The mining finance style wants to replace if the industry wants to compete with the tech sector, according to Scott Clements of Tribeca Investment Partners Singapore.
Speaking on the first day of the Tribeca Future Facing Commodities convention in Singapore, Clements said the three key investment themes for 2024 were energy transition and decarbonization, reshoring of supply chains, synthetic intelligence and big tech.
So far, however, investment flows have been directed towards very limited targets.
Clements said what’s missing is that all three investment themes would create increased demand for electricity and raw materials that feed supply chains.
He used copper as an example, and new requests for copper mined from synthetic intelligence knowledge centers are expected to increase at a time of declining production from projects in operation.
“That hole in 2030 will be about 7 million tons globally,” Clements said.
For comparison, global companies like mine, BHP and Rio Tinto’s Escondida in Chile, produce around 1 million tonnes per year.

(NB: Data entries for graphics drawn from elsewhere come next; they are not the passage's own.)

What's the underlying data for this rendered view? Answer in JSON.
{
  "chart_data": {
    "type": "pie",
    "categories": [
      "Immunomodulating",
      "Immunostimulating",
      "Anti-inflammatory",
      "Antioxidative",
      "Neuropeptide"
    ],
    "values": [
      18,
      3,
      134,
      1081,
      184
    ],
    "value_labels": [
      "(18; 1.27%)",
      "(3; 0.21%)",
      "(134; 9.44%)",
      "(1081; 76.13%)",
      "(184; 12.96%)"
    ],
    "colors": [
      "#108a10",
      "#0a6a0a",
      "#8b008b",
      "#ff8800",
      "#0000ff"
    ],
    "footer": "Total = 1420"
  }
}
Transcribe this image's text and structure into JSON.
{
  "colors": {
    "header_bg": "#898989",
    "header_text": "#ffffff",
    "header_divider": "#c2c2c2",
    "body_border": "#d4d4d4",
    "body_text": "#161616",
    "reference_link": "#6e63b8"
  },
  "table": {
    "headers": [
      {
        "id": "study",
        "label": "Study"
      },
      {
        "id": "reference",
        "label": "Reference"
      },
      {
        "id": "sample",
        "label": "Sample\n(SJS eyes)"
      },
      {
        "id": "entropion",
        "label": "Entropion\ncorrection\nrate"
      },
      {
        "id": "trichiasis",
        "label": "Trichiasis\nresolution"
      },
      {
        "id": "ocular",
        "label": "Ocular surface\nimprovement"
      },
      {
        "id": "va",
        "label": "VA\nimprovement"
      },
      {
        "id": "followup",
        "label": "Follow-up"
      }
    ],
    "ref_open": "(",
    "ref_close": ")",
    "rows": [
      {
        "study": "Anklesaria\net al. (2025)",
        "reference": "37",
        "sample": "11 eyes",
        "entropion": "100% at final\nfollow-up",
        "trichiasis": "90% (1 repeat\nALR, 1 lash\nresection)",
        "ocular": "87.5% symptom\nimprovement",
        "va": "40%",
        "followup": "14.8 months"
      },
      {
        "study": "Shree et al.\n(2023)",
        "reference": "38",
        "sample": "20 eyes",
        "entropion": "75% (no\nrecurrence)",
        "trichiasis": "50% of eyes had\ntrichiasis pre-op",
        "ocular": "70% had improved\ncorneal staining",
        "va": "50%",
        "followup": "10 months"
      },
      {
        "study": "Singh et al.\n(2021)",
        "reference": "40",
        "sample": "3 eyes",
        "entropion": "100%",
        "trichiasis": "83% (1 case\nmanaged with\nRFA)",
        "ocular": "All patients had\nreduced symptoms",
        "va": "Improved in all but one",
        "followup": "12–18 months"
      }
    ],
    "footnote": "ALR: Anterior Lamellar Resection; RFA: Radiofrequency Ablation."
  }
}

“You’ll potentially want seven,” Clements said.
Clements said the current style of the extractive industry is too slow and generates S figures.
“Any first-year finance student could tell you that if you start an assignment that doesn’t make money until you’re 16, it’s pretty hard to sell,” he said.
Complicating the issues is the questionable monetary style of early-stage herbal resource companies.
Clements said a new model, closer to the venture capital model, is needed.
“In my opinion, this wants to be guided by governments and end users,” he said.
“Governments want to lead the way. “
According to Clements, the most important thing governments can do is simplify the authorization process.
He said that in many cases there is too much clash between federal governments and state/territorial/provincial governments.
“There is also a desire for greater responsibility in terms of assembly timelines,” Clements said, adding that this can be achieved without compromising environmental standards.
At the same time, Clements said miners could do more public relations.
He said the public had yet to hear anything negative about mining and pointed to an ABC headline that claimed federal tax profits from mining covered everyone’s salaries and the Australian police.
“These things are very well known,” he said.
According to Clements, minors also want to do more to attract young people.
“The industry is populated by white men in their 50s,” he said.
There are still two mining corporations in the S
Clements cited Andrew Forrest and Gina Rinehart as examples of what can be generated by mining.
“It can generate ordinary wealth,” he said.
A more recent example he used is Azure Minerals, whose price has risen 10-fold since he attended the same convention in Singapore a year ago, thanks to its discovery of lithium in Andover.
Azure will be acquired through Hancock Prospecting from Rinehart and Chile’s SQM for A$1. 7 billion next month.
Azure CEO Tony Rovira made his final presentation for Azure at today’s convention before “heading out into the sunset. “
He said that if he had invested A$10,000 in Azure a year ago, it would be worth A$112,000 today.
“Azure Minerals is an example of what you can do if you invest in the right company,” Rovira said.